Какая волнующая новость: Теоточчи приезжает в Париж! Это было главным в ее письме всего из трех строчек.

Спустя неделю я получила от Теоточчи еще два пакета. Первый был не совсем обычным: он содержал длинное зашифрованное письмо. Во второй были вложены популярный роман семидесятых годов «Поль и Виржини» [77] и код к шифру, а также письмо, где я нашла лишь список цифр, соответствующих сперва страницам романа, затем строчкам и, наконец, словам. У меня ушел не один день на то, чтобы понять смысл письма Теоточчи. Я восстанавливала слово за словом, заполняя пробелы своими догадками. Только прочитав письмо целиком, я перестала проклинать свою сестру на чем свет стоит, потому что поняла, почему она прибегла к такому способу завуалировать его содержание.

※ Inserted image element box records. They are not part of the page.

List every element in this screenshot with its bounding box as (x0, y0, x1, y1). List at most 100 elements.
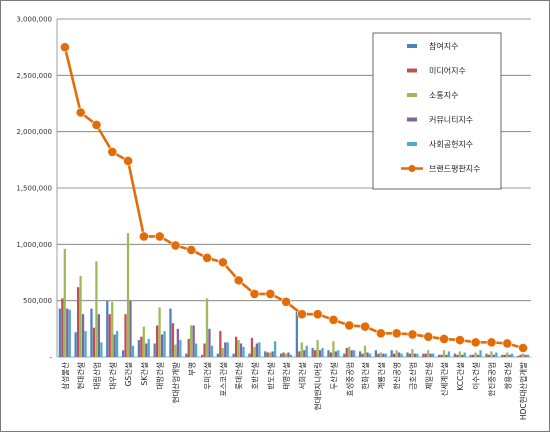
legend-label: 커뮤니티지수 (429, 115, 473, 125)
bar (305, 345, 308, 357)
gridlines (57, 18, 531, 358)
bar (510, 353, 514, 357)
x-tick-label: 호반건설 (250, 362, 260, 390)
bar (334, 351, 337, 357)
bar (279, 353, 283, 357)
line-point (170, 240, 181, 251)
x-tick-label: 한화건설 (360, 362, 370, 390)
bar (461, 354, 464, 357)
bar (453, 353, 457, 357)
line-point (391, 328, 402, 339)
line-point (154, 231, 165, 242)
bar (95, 261, 98, 357)
bar (458, 351, 461, 357)
bar (508, 354, 511, 357)
bar (374, 350, 378, 357)
bar (163, 331, 166, 357)
x-tick-label: 신세계건설 (439, 362, 449, 397)
x-tick-label: 삼성물산 (60, 362, 70, 390)
bar (61, 298, 64, 357)
bar (318, 350, 322, 357)
bar (253, 346, 256, 357)
bar (397, 352, 401, 357)
line-point (296, 309, 307, 320)
bar (379, 352, 382, 357)
y-tick-label: 2,000,000 (16, 128, 52, 136)
bar (77, 287, 80, 357)
bar (474, 352, 477, 357)
bar (332, 341, 335, 357)
x-axis: 삼성물산 현대건설 대림산업 대우건설 GS건설 SK건설 대방건설 현대산업개발 부영 우미건설… (60, 362, 528, 420)
x-tick-label: 효성중공업 (345, 362, 354, 397)
bar (445, 354, 448, 357)
x-tick-label: 현대엔지니어링 (313, 362, 323, 410)
bar (526, 354, 530, 357)
line-point (265, 289, 276, 299)
bar (171, 323, 175, 357)
line-point (328, 314, 339, 325)
bar (131, 345, 135, 357)
bar (179, 340, 182, 357)
bar (427, 350, 430, 357)
bar (352, 350, 356, 357)
bar (366, 352, 369, 357)
bar (358, 351, 362, 357)
bar (479, 350, 482, 357)
bar (210, 345, 214, 357)
legend-label: 사회공헌지수 (429, 140, 473, 149)
bar (81, 314, 85, 357)
bar-series (58, 233, 530, 357)
bar (242, 346, 245, 357)
line-point (60, 42, 70, 53)
bar (190, 325, 193, 357)
line-point (123, 156, 133, 166)
bar (437, 354, 441, 357)
y-tick-label: 3,000,000 (16, 16, 52, 24)
bar (377, 353, 380, 357)
x-tick-label: HDC현대산업개발 (518, 362, 528, 420)
bar (495, 352, 498, 357)
y-tick-label: 2,500,000 (16, 72, 52, 80)
x-tick-label: 두산건설 (329, 362, 339, 390)
bar (463, 352, 466, 357)
bar (384, 353, 387, 357)
bar (203, 343, 206, 357)
bar (363, 345, 367, 357)
bar (469, 354, 472, 357)
bar (142, 326, 145, 357)
legend-swatch (407, 44, 417, 48)
bar (424, 353, 427, 357)
bar (237, 340, 240, 357)
bar (282, 352, 285, 357)
bar (100, 342, 103, 357)
x-tick-label: 롯데건설 (234, 362, 244, 390)
bar (232, 353, 235, 357)
bar (442, 350, 446, 357)
bar (503, 354, 506, 357)
bar (361, 353, 364, 357)
bar (205, 298, 209, 357)
x-tick-label: 부영 (186, 362, 196, 376)
bar (395, 350, 398, 357)
bar (187, 338, 190, 357)
bar (400, 353, 403, 357)
line-point (312, 309, 323, 320)
bar (327, 350, 330, 357)
bar (208, 328, 211, 357)
y-tick-label: 500,000 (23, 297, 52, 305)
line-point (360, 321, 370, 332)
bar (153, 343, 156, 357)
bar (68, 309, 71, 357)
bar (456, 354, 459, 357)
bar (413, 353, 416, 357)
bar (255, 343, 258, 357)
y-tick-label: 1,000,000 (16, 241, 52, 249)
legend-label: 브랜드평판지수 (429, 164, 481, 174)
x-tick-label: SK건설 (139, 362, 149, 386)
legend-swatch (407, 68, 417, 73)
x-tick-label: 계룡건설 (376, 362, 386, 390)
legend-swatch (407, 142, 417, 146)
x-tick-label: 대방건설 (155, 362, 165, 390)
bar (140, 336, 143, 357)
line-point (518, 343, 528, 353)
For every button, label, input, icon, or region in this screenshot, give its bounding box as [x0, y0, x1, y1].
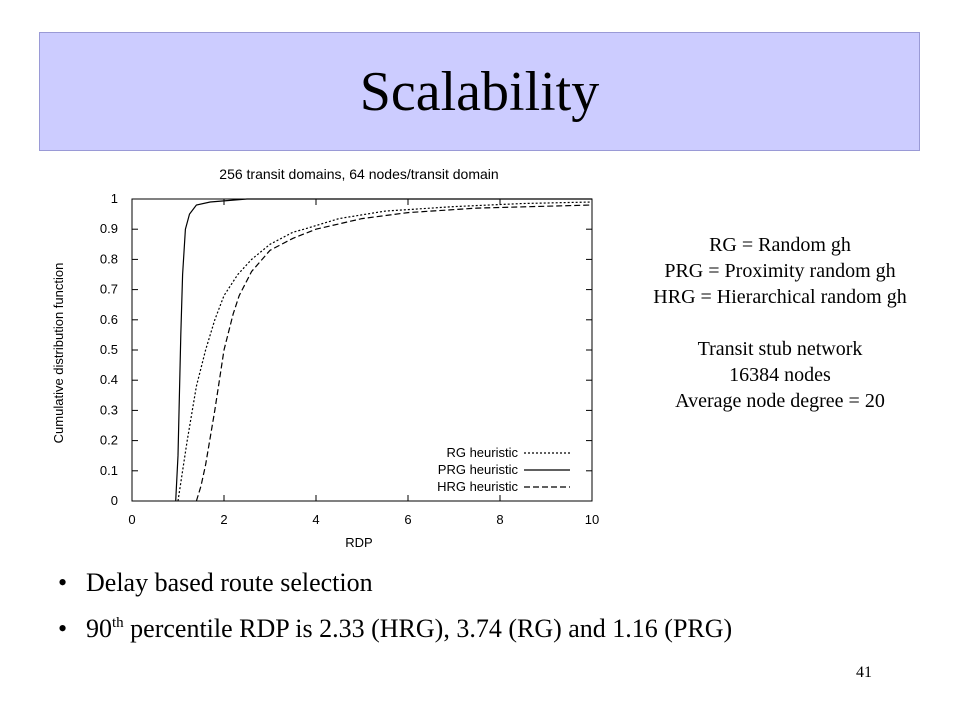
bullet-item: 90th percentile RDP is 2.33 (HRG), 3.74 …: [58, 614, 732, 660]
x-tick-label: 0: [128, 512, 135, 527]
y-tick-label: 0.4: [100, 372, 118, 387]
slide-title: Scalability: [359, 60, 600, 123]
x-axis-label: RDP: [345, 535, 372, 550]
y-axis-label: Cumulative distribution function: [51, 263, 66, 444]
abbreviation-line: HRG = Hierarchical random gh: [653, 286, 907, 308]
y-tick-label: 0.6: [100, 312, 118, 327]
bullet-prefix: 90: [86, 614, 112, 643]
abbreviation-line: RG = Random gh: [709, 234, 851, 256]
y-tick-label: 0.8: [100, 251, 118, 266]
x-tick-label: 4: [312, 512, 319, 527]
page-number: 41: [856, 664, 872, 681]
side-notes: RG = Random gh PRG = Proximity random gh…: [600, 232, 960, 414]
y-tick-label: 0.7: [100, 282, 118, 297]
cdf-chart: 256 transit domains, 64 nodes/transit do…: [51, 166, 599, 550]
x-tick-label: 10: [585, 512, 599, 527]
y-tick-label: 0.2: [100, 433, 118, 448]
series-line: [195, 204, 593, 502]
series-line: [175, 198, 592, 502]
x-tick-label: 8: [496, 512, 503, 527]
bullet-superscript: th: [112, 615, 124, 631]
network-line: Transit stub network: [697, 338, 863, 360]
y-tick-label: 0: [111, 493, 118, 508]
abbreviation-line: PRG = Proximity random gh: [664, 260, 896, 282]
legend-label: RG heuristic: [446, 445, 518, 460]
series-line: [177, 201, 593, 502]
plot-frame: [131, 198, 593, 502]
network-line: 16384 nodes: [729, 364, 831, 386]
title-bar: Scalability: [39, 32, 920, 151]
y-tick-label: 0.9: [100, 221, 118, 236]
y-tick-label: 0.3: [100, 402, 118, 417]
network-line: Average node degree = 20: [675, 390, 885, 412]
y-tick-label: 0.5: [100, 342, 118, 357]
y-tick-label: 0.1: [100, 463, 118, 478]
x-tick-label: 6: [404, 512, 411, 527]
bullet-text: percentile RDP is 2.33 (HRG), 3.74 (RG) …: [123, 614, 733, 643]
bullet-list: Delay based route selection 90th percent…: [58, 568, 732, 660]
bullet-item: Delay based route selection: [58, 568, 732, 614]
x-tick-label: 2: [220, 512, 227, 527]
y-tick-label: 1: [111, 191, 118, 206]
bullet-text: Delay based route selection: [86, 568, 373, 597]
legend-label: HRG heuristic: [437, 479, 518, 494]
chart-title: 256 transit domains, 64 nodes/transit do…: [219, 166, 498, 182]
legend-label: PRG heuristic: [438, 462, 519, 477]
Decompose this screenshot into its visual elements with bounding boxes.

В письме были имена и адреса одиннадцати колдуний. Мне предстояло написать им всем, используя тот же шифр, и пригласить их в мой дом.

Согласно письму Теоточчи, каждая новая ведьма должна в течение нескольких лет после обнаружения своей природы пригласить в гости свою мистическую сестру, впервые открывшую ей ее сущность, а также одиннадцать других ведьм по своему выбору, исходя из географической близости, общих интересов или привязанностей. Новая ведьма созывает к себе своих сестер не более чем на день-полтора.

Теоточчи писала, что все одиннадцать сестер (с адресами от Парижа до Анже и Бреста, от Оверни до Камбре, Корсики и Неаполя) будут иметь экземпляры «Поля и Виржини». Мне только нужно написать короткое письмо с сообщением, что Теоточчи — моя мистическая сестра, потом написать одиннадцать шифрованных копий письма и, наконец, сжечь нешифрованный оригинал. Я должна разослать приглашения и продумать церемонию приема гостей. Нет, нет, — тут нужно сказать, что Теоточчи ни разу не назвала этот шабаш ведьм «приемом гостей». Единственное, о чем она сообщила в письме, что цель этого сборища троякая: отблагодарить мою мистическую сестру, познакомиться со своим шабашем и, самое главное, обрести знания. Это я полагала, что будет вечеринка… Ничего подобного.

Теоточчи назначила дату шабаша в своем письме: канун Дня Всех Святых — 31 октября 1788 года.

Когда я наконец разгадала содержание письма Теоточчи, сочинила собственное письмо, зашифровала его и разослала одиннадцать копий, была уже середина сентября. В моем распоряжении оставалось немногим больше месяца! И я про себя решила, что это будет всем шабашам шабаш! (Какая же я была дура !) Я хотела, чтобы мой прием был столь же грандиозен, как любой парижский званый вечер, как какой-нибудь легендарный шабаш эпохи костров инквизиции.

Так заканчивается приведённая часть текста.